Does Jesse offer a solution to the confusion over how to better define evangelicalism? Is there a better word we could use? If so, what word would that be? Jesse Johnson shares his thoughts over at The Cripplegate. He writes:
If there ever was a word in need of a definition, it’s evangelical. While confusion with evangelical didn’t start two years ago, it was exasperated and exaggerated by the election of President Trump. More specifically, by the Pew exit poll declaring that 81% of white evangelicals voted for him. This led to much hand-wringing, soul searching, blame shifting, and guilt-casting about what exactly is wrong with evangelicals, particularly the white ones. (A side note—you might be an evangelical if you are naive enough to believe an exit poll).

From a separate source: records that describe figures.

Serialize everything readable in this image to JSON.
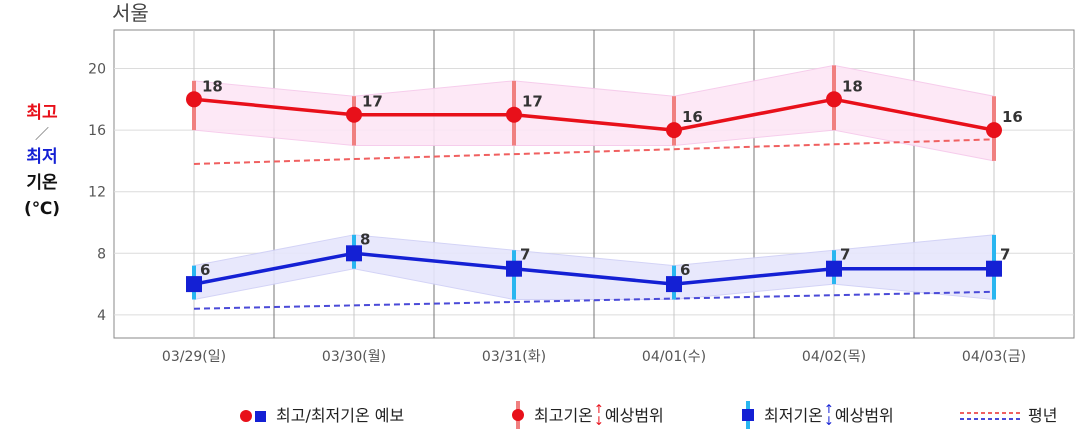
{
  "chart_data": {
    "type": "line",
    "title": "서울",
    "categories": [
      "03/29(일)",
      "03/30(월)",
      "03/31(화)",
      "04/01(수)",
      "04/02(목)",
      "04/03(금)"
    ],
    "ylabel": {
      "high": "최고",
      "sep": "／",
      "low": "최저",
      "line3": "기온",
      "line4": "(℃)"
    },
    "ylim": [
      2.5,
      22.5
    ],
    "yticks": [
      4,
      8,
      12,
      16,
      20
    ],
    "grid": true,
    "series": [
      {
        "name": "최고기온",
        "color": "#e8101a",
        "values": [
          18,
          17,
          17,
          16,
          18,
          16
        ],
        "range_low": [
          16,
          15,
          15,
          15,
          16,
          14
        ],
        "range_high": [
          19.2,
          18.2,
          19.2,
          18.2,
          20.2,
          18.2
        ]
      },
      {
        "name": "최저기온",
        "color": "#1420d4",
        "values": [
          6,
          8,
          7,
          6,
          7,
          7
        ],
        "range_low": [
          5,
          7,
          5,
          5,
          6,
          5
        ],
        "range_high": [
          7.2,
          9.2,
          8.2,
          7.2,
          8.2,
          9.2
        ]
      }
    ],
    "normal_high": [
      13.8,
      15.4
    ],
    "normal_low": [
      4.4,
      5.5
    ],
    "legend": {
      "forecast": "최고/최저기온 예보",
      "high_range_a": "최고기온",
      "high_range_b": "예상범위",
      "low_range_a": "최저기온",
      "low_range_b": "예상범위",
      "normal": "평년"
    },
    "legend_placement": "bottom",
    "colors": {
      "high_band": "#fde6f6",
      "low_band": "#e6e6fc",
      "high_range_bar": "#f08080",
      "low_range_bar": "#29b6f0",
      "normal_high": "#f06060",
      "normal_low": "#4a4ad8"
    }
  }
}
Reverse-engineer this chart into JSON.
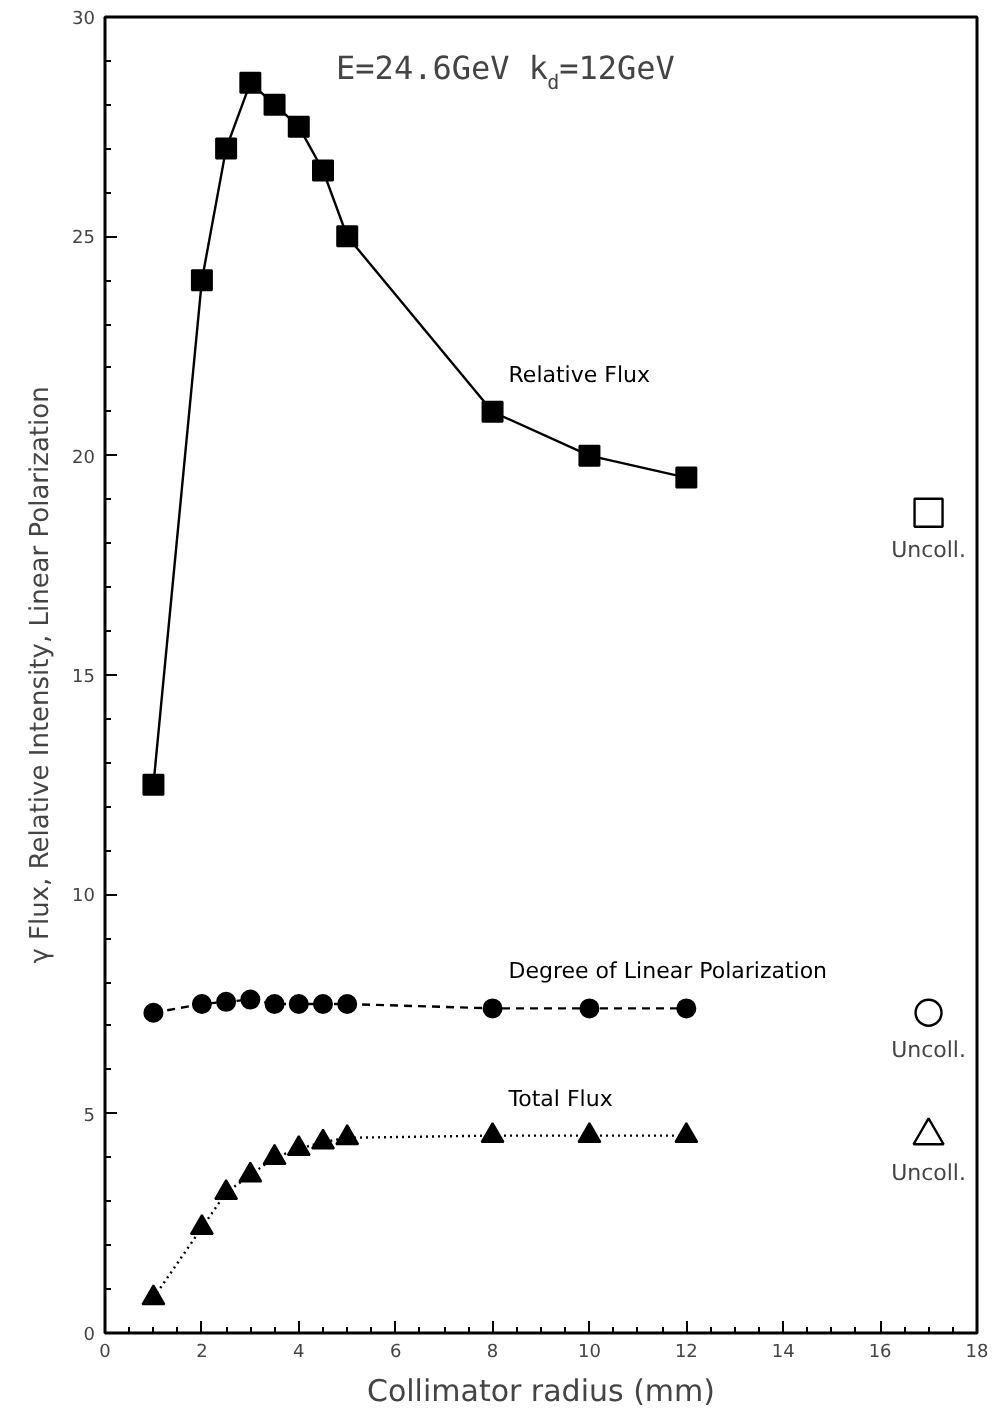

Many called “white evangelicals” to repent of their love affair with presidential politics, while others have lamented that so-called evangelical churches are largely white. Meanwhile, some African-Americans are “quietly” leaving their churches over the issue—no word yet on how “quietly” it can be when it is a lead story in the New York Times.
I watch these unfold as a spectator. As I mentioned, I’m old enough to remember when evangelical was a bad word. If I was even older, say 500 years old, perhaps I would embrace the label. William Tyndale declared that evangelical encompassed anyone who is made “good, merry, glad and joyful… who sings and dances and leaps for joy in believing what we call the gospel.” By that definition, count me in. Also, by that definition, count most white evangelicals out.
But as time went on, the word “evangelical” did what words do: it changed. In England and Scotland as pulpits went liberal, evangelical came to describe a church where the gospel was still preached. If a person said they went to an Anglican church, a fair follow-up question might be: “But is it evangelical?” Some were, most were not.
State-side, the term took a different slightly different path. Here, liberalism, evolution, and alcohol consumption started to creep into the church. Some denominations began to question, then later deny, the historicity of Genesis, the virgin birth of Christ, and even the veracity of the bodily resurrection. These denominations were white, and that is more than a side note; it will matter very much in the year 2016.